Die Bundesagentur für Arbeit verlangt von Gründern aus der Arbeitslosigkeit neben dem eigentlichen Antrag auf Gründungszuschuss schriftliche Unterlagen - und zwar:

  • einen Lebenslauf (einschließlich ggf. notwendiger Befähigungsnachweise),

  • eine Kurzbeschreibung des Existenzgründungsvorhabens,

  • einen Kapitalbedarfs- und Finanzierungsplan sowie

  • eine Umsatz- und Rentabilitätsvorschau.

Während der Lebenslauf sowie die Kurzbeschreibung des Vorhabens niemanden vor ernsthafte Probleme stellen sollte, klingen die geforderten "Zahlenwerke" für kaufmännisch weniger erfahrene Gründer oft ziemlich bedrohlich.

Die Zahlenwerke

Lassen Sie sich bloß nicht einschüchtern: Die erwarteten Unterlagen tragen zwar hochtrabende Bezeichnungen, bei Licht betrachtet verbergen sich dahinter jedoch recht einfache Sachverhalte.
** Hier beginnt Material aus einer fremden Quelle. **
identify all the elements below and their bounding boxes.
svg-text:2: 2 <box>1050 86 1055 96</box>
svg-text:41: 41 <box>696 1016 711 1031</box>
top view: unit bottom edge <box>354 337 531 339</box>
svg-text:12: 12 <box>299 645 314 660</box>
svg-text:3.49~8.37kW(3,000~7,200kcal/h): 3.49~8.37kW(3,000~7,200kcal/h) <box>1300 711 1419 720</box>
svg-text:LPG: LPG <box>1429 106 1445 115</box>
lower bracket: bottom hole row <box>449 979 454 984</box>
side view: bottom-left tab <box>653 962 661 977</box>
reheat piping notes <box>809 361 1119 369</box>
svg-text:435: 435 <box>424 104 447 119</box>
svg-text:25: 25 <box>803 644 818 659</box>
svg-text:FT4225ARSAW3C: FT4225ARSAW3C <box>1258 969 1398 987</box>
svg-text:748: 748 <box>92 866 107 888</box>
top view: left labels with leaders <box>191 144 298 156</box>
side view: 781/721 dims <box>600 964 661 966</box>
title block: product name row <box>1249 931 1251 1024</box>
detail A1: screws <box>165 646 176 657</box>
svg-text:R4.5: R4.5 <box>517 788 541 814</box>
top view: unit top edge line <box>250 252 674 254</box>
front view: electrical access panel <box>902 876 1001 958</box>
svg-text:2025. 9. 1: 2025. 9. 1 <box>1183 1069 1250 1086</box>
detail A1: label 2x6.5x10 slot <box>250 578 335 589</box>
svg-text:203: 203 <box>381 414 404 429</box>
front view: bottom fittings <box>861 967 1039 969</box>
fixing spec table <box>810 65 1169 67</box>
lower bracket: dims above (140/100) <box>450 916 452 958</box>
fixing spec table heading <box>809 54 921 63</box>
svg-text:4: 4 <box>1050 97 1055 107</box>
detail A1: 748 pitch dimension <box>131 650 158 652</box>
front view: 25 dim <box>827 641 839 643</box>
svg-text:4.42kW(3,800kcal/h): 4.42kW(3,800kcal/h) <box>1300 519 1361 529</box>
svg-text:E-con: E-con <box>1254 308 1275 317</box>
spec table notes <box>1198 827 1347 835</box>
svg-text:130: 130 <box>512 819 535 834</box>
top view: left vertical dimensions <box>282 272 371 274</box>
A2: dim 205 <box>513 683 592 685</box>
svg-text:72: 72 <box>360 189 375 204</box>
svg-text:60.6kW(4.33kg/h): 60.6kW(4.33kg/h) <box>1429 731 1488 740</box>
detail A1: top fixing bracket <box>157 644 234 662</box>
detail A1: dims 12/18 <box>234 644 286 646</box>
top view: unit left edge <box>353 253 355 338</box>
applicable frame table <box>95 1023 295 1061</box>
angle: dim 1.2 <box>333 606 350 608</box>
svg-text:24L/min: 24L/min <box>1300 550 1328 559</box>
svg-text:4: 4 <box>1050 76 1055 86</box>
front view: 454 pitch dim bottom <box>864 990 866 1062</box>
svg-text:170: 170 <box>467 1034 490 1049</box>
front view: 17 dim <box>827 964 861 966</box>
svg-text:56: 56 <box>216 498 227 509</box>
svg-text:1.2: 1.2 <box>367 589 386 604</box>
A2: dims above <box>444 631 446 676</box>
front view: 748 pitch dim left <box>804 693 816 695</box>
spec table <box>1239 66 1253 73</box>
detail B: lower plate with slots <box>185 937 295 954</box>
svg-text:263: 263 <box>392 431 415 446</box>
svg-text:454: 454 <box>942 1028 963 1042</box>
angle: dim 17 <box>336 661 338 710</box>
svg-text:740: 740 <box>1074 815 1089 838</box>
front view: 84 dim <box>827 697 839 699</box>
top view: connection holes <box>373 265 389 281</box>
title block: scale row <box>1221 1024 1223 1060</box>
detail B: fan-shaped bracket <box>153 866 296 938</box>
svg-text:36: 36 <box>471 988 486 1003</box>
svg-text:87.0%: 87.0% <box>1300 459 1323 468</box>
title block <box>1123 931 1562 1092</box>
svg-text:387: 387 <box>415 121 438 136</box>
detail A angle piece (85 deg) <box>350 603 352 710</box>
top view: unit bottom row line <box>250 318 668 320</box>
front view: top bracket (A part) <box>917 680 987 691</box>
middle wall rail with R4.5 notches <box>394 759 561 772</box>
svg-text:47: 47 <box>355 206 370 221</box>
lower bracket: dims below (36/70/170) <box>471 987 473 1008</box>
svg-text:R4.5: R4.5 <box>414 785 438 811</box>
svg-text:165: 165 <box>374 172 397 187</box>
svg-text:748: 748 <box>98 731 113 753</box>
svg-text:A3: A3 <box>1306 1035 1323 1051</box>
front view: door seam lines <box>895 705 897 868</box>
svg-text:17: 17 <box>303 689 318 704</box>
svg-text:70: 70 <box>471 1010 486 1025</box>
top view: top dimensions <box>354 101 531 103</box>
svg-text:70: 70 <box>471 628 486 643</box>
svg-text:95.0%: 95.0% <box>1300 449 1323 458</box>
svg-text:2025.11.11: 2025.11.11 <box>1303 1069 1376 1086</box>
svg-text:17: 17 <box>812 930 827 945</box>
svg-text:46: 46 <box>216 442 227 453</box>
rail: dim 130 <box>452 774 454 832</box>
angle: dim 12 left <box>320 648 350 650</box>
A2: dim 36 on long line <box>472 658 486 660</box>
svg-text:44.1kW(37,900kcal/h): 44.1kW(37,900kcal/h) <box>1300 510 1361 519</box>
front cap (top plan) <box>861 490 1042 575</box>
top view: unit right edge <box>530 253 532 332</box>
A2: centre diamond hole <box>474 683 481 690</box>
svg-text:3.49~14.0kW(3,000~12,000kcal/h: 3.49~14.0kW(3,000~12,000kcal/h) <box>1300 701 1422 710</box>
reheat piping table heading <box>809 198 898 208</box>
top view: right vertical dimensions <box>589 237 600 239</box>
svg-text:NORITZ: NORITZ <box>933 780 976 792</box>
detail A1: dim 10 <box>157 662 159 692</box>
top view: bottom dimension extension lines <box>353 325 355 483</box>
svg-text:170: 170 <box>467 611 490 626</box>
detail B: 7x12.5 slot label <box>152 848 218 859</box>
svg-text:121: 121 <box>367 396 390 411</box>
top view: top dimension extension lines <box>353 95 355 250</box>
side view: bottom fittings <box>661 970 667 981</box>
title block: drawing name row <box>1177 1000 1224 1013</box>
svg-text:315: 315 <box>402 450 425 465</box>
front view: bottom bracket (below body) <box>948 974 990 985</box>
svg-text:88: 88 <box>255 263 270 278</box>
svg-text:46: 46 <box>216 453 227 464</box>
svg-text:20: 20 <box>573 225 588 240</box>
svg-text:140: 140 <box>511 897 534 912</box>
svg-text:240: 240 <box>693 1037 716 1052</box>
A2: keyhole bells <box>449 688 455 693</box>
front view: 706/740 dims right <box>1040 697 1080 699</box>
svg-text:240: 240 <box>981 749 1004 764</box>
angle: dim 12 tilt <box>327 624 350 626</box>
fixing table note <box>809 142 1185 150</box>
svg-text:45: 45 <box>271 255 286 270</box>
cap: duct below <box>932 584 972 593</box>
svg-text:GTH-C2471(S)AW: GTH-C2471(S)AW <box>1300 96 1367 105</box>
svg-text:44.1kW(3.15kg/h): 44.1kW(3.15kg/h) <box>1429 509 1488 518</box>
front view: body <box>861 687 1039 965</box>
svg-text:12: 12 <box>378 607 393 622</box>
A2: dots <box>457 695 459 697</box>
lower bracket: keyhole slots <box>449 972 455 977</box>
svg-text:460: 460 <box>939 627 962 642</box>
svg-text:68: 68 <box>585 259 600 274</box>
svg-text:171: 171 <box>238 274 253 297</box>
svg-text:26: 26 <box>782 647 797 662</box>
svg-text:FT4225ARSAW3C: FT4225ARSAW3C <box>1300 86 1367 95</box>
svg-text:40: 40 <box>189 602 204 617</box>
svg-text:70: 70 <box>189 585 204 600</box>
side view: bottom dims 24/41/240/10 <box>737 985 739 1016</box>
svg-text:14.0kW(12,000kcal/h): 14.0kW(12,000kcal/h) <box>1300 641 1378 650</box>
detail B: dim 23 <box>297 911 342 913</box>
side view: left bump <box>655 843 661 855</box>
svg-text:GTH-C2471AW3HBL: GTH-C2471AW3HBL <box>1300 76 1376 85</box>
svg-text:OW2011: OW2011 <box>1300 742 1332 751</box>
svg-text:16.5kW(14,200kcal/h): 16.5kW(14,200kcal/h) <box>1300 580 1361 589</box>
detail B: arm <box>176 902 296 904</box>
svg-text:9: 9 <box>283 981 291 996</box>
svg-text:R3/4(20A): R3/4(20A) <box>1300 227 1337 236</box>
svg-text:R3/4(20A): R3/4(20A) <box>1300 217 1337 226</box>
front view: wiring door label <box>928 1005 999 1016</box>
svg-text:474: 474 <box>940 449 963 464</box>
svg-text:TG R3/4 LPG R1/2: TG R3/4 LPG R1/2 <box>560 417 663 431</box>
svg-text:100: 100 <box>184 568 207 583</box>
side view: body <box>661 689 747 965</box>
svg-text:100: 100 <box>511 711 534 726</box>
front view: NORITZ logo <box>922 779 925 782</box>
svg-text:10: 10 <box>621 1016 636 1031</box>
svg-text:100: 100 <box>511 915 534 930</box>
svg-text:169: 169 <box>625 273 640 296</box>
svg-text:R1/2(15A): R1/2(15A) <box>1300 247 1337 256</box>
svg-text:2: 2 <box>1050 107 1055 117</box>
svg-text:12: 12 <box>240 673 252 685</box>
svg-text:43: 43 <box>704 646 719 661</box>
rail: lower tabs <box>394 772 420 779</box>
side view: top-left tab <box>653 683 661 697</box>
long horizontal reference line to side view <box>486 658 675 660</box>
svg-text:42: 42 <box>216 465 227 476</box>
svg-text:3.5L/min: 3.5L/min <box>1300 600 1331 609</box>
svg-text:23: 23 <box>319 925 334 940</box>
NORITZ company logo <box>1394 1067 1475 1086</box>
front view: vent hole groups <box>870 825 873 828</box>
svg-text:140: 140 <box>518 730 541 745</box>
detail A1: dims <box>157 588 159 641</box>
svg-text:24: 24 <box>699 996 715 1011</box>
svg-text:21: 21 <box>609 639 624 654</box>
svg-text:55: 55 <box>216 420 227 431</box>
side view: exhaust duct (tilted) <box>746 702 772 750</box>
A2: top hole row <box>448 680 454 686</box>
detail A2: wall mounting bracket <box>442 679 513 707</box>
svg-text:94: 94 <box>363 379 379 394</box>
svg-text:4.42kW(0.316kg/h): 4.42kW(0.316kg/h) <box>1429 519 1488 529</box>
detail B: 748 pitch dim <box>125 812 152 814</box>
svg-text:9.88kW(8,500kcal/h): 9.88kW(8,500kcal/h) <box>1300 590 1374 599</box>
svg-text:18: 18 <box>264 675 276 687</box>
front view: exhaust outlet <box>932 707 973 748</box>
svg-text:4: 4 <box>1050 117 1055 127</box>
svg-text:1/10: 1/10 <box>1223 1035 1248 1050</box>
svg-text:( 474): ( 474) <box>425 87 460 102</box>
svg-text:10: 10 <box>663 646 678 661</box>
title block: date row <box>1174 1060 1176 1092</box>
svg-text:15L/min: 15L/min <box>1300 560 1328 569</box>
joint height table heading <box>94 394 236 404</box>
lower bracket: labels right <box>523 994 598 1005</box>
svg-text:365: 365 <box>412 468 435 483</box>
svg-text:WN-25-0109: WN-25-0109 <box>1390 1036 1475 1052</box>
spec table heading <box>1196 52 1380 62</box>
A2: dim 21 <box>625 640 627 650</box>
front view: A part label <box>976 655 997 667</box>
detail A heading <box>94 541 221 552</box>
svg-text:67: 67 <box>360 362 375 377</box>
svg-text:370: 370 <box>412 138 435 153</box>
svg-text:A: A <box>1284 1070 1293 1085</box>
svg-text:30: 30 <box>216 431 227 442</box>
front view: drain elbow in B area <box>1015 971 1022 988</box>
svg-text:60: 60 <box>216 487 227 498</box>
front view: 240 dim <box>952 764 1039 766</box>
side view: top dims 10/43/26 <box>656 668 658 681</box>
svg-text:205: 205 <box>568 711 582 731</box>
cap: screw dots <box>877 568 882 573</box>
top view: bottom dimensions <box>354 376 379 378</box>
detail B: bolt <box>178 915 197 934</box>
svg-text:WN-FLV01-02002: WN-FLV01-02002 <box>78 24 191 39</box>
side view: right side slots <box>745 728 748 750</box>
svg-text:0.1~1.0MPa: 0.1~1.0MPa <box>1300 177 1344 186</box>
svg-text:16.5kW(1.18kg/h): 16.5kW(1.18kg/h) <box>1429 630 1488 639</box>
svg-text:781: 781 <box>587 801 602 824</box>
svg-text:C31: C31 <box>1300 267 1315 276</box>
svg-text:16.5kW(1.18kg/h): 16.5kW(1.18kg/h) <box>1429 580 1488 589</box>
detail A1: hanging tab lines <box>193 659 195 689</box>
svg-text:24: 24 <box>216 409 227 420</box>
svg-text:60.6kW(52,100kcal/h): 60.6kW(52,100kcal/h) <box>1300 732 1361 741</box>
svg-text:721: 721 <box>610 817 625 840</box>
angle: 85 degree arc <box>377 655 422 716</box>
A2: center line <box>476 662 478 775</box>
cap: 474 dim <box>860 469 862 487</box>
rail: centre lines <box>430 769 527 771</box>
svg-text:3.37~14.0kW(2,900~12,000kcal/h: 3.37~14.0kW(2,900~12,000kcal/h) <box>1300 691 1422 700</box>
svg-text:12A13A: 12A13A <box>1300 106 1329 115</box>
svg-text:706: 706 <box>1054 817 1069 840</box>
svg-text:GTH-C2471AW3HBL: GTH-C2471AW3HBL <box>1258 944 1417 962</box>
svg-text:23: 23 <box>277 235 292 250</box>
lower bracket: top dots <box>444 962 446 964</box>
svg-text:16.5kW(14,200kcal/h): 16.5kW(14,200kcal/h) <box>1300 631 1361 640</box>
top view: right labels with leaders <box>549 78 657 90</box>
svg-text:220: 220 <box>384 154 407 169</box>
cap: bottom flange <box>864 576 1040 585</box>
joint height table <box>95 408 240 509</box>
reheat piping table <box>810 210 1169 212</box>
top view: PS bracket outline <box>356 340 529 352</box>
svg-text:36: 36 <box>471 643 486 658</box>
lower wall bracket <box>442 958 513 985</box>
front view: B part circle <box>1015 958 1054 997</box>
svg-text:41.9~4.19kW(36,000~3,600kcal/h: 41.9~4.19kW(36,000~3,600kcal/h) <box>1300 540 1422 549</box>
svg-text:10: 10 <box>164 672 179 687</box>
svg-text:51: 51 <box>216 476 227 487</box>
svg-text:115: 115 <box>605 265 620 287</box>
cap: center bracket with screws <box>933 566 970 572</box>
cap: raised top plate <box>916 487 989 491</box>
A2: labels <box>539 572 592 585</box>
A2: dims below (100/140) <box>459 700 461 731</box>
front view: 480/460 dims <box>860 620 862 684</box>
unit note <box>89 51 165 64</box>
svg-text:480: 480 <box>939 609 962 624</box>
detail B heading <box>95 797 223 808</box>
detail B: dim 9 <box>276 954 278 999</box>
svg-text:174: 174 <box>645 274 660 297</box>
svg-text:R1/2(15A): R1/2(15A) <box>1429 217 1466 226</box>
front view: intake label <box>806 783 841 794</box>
Es geht um Antworten auf folgende Fragen:

  • Wie viel Geld für meinen Betrieb brauche ich (= Kapitalbedarf) und woher bekomme ich es (= Finanzierung)?

  • Wie hoch werden meine betrieblichen Einnahmen sein (= Umsatzvorschau) und was bleibt davon unterm Strich für mich als Gewinn oder "Unternehmerlohn" übrig (= "Rentabilität")?